I claim that under this definition, $(f^*)^*=f$.

Lemma. $f^*(s)\gt t$ if and only if $f(t)\leq s$.

Proof. Suppose $f^*(s)\gt t$. Then $\min\{ m\in \mathbb{N}\mid f(m)\gt s\}\gt t$. Therefore, $t\notin\{m\in\mathbb{N}\mid f(m)\gt s\}$, so $f(t)\leq s$.

Conversely, assume that $f(t)\leq s$. Because $f$ is monotone increasing, if $k\leq t$, then $f(k)\leq s$. Therefore, $f^*(s)=\min\{m\in\mathbb{N}\mid f(m)\gt s\}\gt t$. $\Box$

Proposition. With the modified definition, $(f^*)^* = f$.

Proof. Let $t\in\mathbb{N}$. We have: $$\begin{align*} (f^*)^*(t) &= \min\bigl\{ s\in\mathbb{N}\mid f^*(s)\gt t\bigr\}\\ &= \min\bigl\{ s\in\mathbb{N}\mid f(t)\leq s\}\\ &= f(t).\quad\Box \end{align*}$$

Answer 3

It looks morally like a kind of inverse to me.

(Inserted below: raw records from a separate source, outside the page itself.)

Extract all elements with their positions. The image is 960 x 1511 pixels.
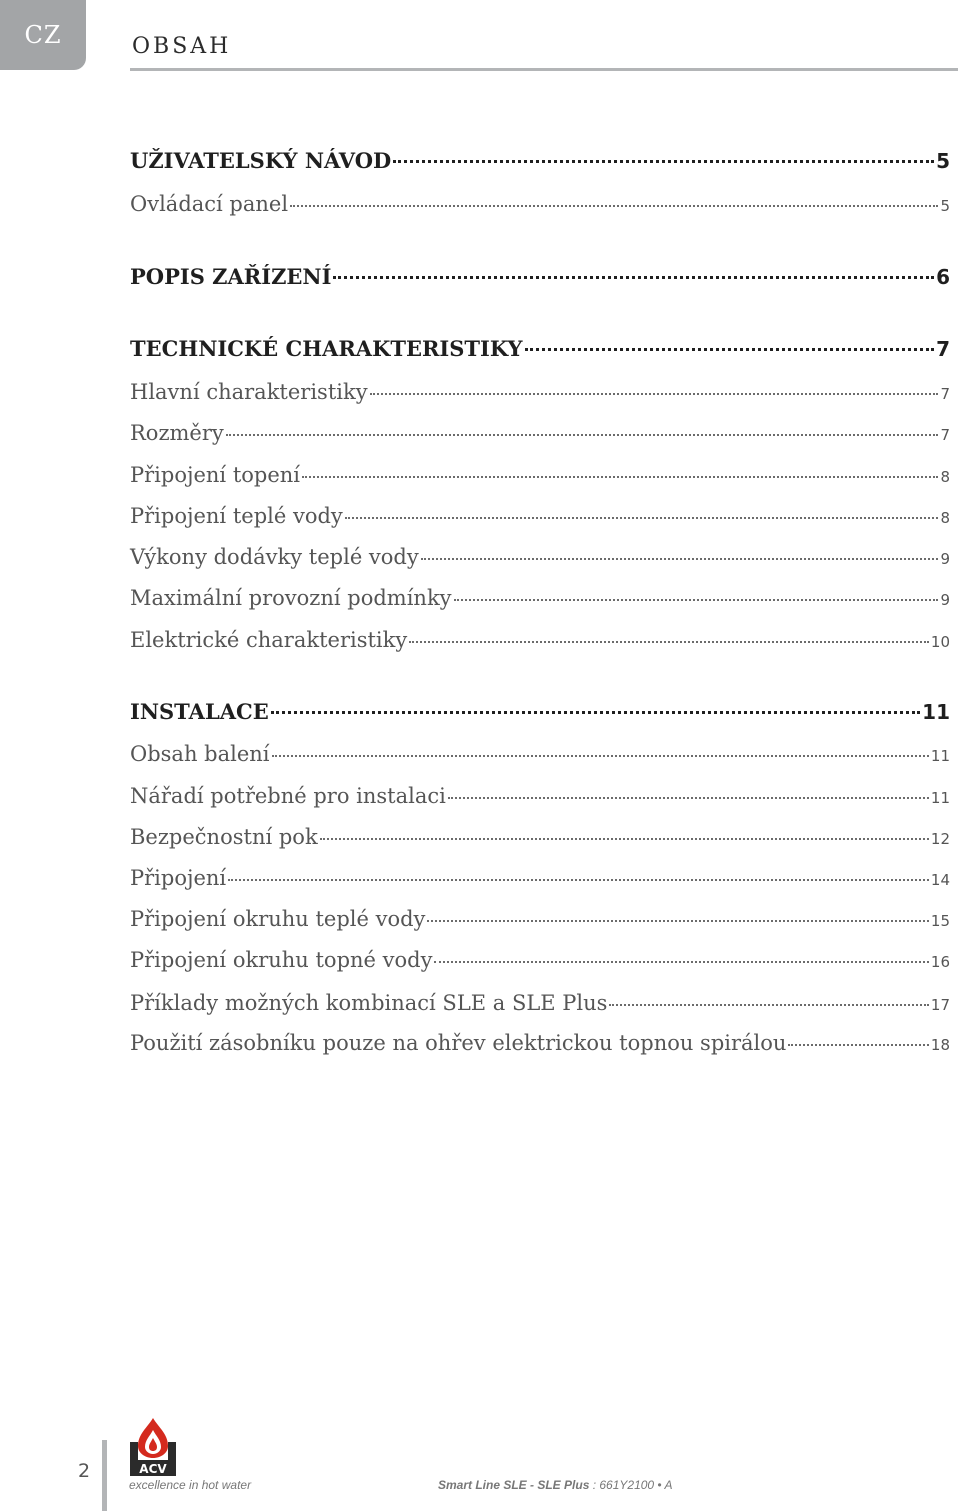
toc-leader-dots [333, 275, 934, 279]
toc-entry-page: 14 [930, 871, 950, 889]
title-divider [130, 68, 958, 71]
toc-entry-page: 11 [930, 789, 950, 807]
toc-entry [130, 1031, 950, 1055]
toc-entry-label: Rozměry [130, 421, 224, 445]
document-title: Smart Line SLE - SLE Plus [438, 1478, 590, 1492]
toc-leader-dots [609, 1003, 928, 1006]
toc-leader-dots [226, 433, 939, 436]
toc-entry-page: 16 [930, 953, 950, 971]
toc-entry-label: Hlavní charakteristiky [130, 380, 368, 404]
toc-leader-dots [272, 754, 929, 757]
toc-entry-label: Připojení okruhu teplé vody [130, 907, 426, 931]
toc-entry [130, 866, 950, 890]
toc-entry-label: Připojení [130, 866, 227, 890]
toc-leader-dots [320, 837, 929, 840]
toc-entry [130, 825, 950, 849]
footer-divider [102, 1440, 107, 1511]
toc-entry [130, 421, 950, 445]
toc-entry [130, 784, 950, 808]
toc-section-entry [130, 336, 950, 361]
toc-leader-dots [393, 159, 934, 163]
toc-section-entry [130, 699, 950, 724]
logo-text: ACV [139, 1462, 167, 1476]
toc-leader-dots [434, 960, 928, 963]
toc-entry [130, 380, 950, 404]
toc-entry [130, 586, 950, 610]
logo-tagline: excellence in hot water [129, 1478, 252, 1492]
toc-entry-page: 15 [930, 912, 950, 930]
toc-leader-dots [228, 878, 929, 881]
toc-entry-label: Ovládací panel [130, 192, 289, 216]
toc-entry [130, 504, 950, 528]
toc-entry-page: 10 [930, 633, 950, 651]
toc-entry-page: 9 [940, 591, 950, 609]
toc-entry-label: Obsah balení [130, 742, 270, 766]
toc-leader-dots [409, 640, 929, 643]
toc-entry-label: UŽIVATELSKÝ NÁVOD [130, 148, 392, 173]
toc-entry-label: INSTALACE [130, 699, 269, 724]
language-label: CZ [24, 21, 62, 49]
toc-entry-page: 5 [936, 149, 950, 173]
toc-entry [130, 991, 950, 1015]
language-tab [0, 0, 86, 70]
toc-section-entry [130, 264, 950, 289]
toc-entry-label: Maximální provozní podmínky [130, 586, 452, 610]
acv-logo-icon [128, 1416, 178, 1478]
document-code: : 661Y2100 • A [589, 1478, 673, 1492]
toc-entry-label: Připojení teplé vody [130, 504, 343, 528]
toc-entry-page: 11 [930, 747, 950, 765]
toc-leader-dots [427, 919, 928, 922]
toc-leader-dots [290, 204, 938, 207]
toc-entry-label: Připojení topení [130, 463, 301, 487]
toc-leader-dots [454, 598, 939, 601]
toc-entry-label: Použití zásobníku pouze na ohřev elektrickou topnou spirálou [130, 1031, 787, 1055]
page-number: 2 [78, 1460, 91, 1482]
toc-entry-label: Bezpečnostní pok [130, 825, 318, 849]
toc-section-entry [130, 148, 950, 173]
toc-entry-label: Výkony dodávky teplé vody [130, 545, 419, 569]
page-title: OBSAH [132, 34, 232, 59]
toc-entry-page: 17 [930, 996, 950, 1014]
toc-leader-dots [525, 347, 935, 351]
toc-leader-dots [271, 710, 920, 714]
document-id [438, 1478, 673, 1492]
toc-entry [130, 192, 950, 216]
toc-entry-page: 6 [936, 265, 950, 289]
toc-entry-page: 8 [940, 509, 950, 527]
toc-entry [130, 907, 950, 931]
toc-entry-label: TECHNICKÉ CHARAKTERISTIKY [130, 336, 523, 361]
toc-leader-dots [421, 557, 939, 560]
toc-entry-label: Připojení okruhu topné vody [130, 948, 433, 972]
toc-entry-page: 18 [930, 1036, 950, 1054]
toc-entry [130, 948, 950, 972]
toc-entry-label: POPIS ZAŘÍZENÍ [130, 264, 332, 289]
toc-entry [130, 742, 950, 766]
toc-leader-dots [345, 516, 939, 519]
toc-entry-label: Příklady možných kombinací SLE a SLE Plus [130, 991, 608, 1015]
toc-leader-dots [448, 796, 929, 799]
toc-entry [130, 463, 950, 487]
toc-entry-page: 5 [940, 197, 950, 215]
toc-entry-page: 7 [936, 337, 950, 361]
toc-entry-page: 7 [940, 385, 950, 403]
toc-entry-label: Elektrické charakteristiky [130, 628, 408, 652]
toc-leader-dots [370, 392, 939, 395]
toc-entry-page: 8 [940, 468, 950, 486]
toc-entry-page: 11 [922, 700, 950, 724]
toc-entry-page: 7 [940, 426, 950, 444]
toc-entry [130, 628, 950, 652]
toc-leader-dots [302, 475, 938, 478]
toc-entry-page: 12 [930, 830, 950, 848]
toc-entry [130, 545, 950, 569]
toc-entry-label: Nářadí potřebné pro instalaci [130, 784, 446, 808]
toc-entry-page: 9 [940, 550, 950, 568]
toc-leader-dots [788, 1043, 928, 1046]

Start with any binary relation $R\subseteq \mathbb N\times\mathbb N$ that preserves order in the sense that $$x R y \land x' R y' \Rightarrow (x<x' \Leftrightarrow y<y')$$ and such that $R$ is an infinite set.

Then we can derive $f$ from $R$ setting $$f(x) = \min \{ y \mid x' R y \land x' \ge x \}$$

$f^*$ is then the function that would be derived in the same way from the inverse of $R$. Duality would follow by showing under appropriate conditions we can recover $R$ from $f$.